More than 100 armed groups are active in the region and some of them profit from illegal trade in natural resources, which often transit through neighboring countries, Bloomberg said, quoting Tshisedeki:

“Rwanda has been at the base of instability in Democratic Republic of Congo for 20 years. It’s thanks to this instability that it can create mafia networks of illicit exploitation of gold, coltan and other minerals.”

Rwanda denies the accusation and blames the instability in Eastern Congo on the security and governance failures of the Congolese government.

Conclusion  

The demand pressure about to be exerted on copper producers in the coming years all but guarantees a market imbalance, resulting in copper becoming scarcer, and dearer, with each infrastructure initiative and with each ambitious green initiative rolled out by governments.

The first problem is dwindling inventories.

Goehring & Rozencwajg, the Wall Street firm, published a chart of copper warehouse inventories showing a four-year down-trend from around April, 2018 to July, 2022. Inventories then rose for about a month, before declining again in October. The long-term trend is down, as the 5-year chart below shows.

Source: Kitco

Another problem is existing copper mines are running out of ore, and the capital being invested in new mines is far below the level needed.

According to research by S&P Global Market Intelligence, of 224 sizable copper deposits discovered in the past 30 years, only 16 have been found in the last decade.

It takes seven to 10 years, at minimum, to move a copper mine from discovery to production. In regulation-happy jurisdictions like Canada and the US, the time frame is more like 20 years.

The pipeline of copper development projects is the lowest it’s been in decades.

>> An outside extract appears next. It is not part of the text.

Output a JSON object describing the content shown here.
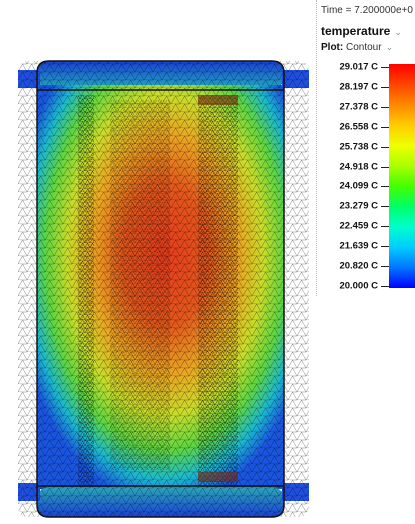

Why can’t we just mine more copper? Over the past two decades, the big mining companies have approached the problem of dwindling reserves by doing exactly that.

Between 2001 and 2014, 80% of new reserves came from re-classifying what was once waste rock into mineable ore, i.e., lowering the cut-off grade.

The problem is that between lowering their cut-off grades and high-grading (removing all the best ore and leaving the rest) the grade of new reserves each year has steadily declined.

The authors of a 2021 report, Goehring & Rozencwajg, contend that even with prices above $10,000 per tonne, reserves cannot keep growing, specifically at porphyry deposits, where most copper is mined.

Their analysis also suggests that we are quickly approaching the lower limits of cut-off grades, concluding that we are nearing the point where reserves cannot be grown at all. In other words, peak copper.

The industry can no longer re-classify itself out of its problem. Billions and billions of dollars need to be invested in the exploration for, and development of new copper mines.

In sum, the copper industry is in the grips of a structural supply deficit that, combined with inflationary cost pressures and a creeping resource nationalism in some of the world’s largest copper producers, is only expected to get worse.

Global shortages of the metal could reach 8 million tonnes by 2032, as soaring demand fails to be matched by new copper mines. The rate of supply increases required, is equivalent to building eight copper mines the size of Escondida, the largest in the world, per year, for the next eight years. That’s insane.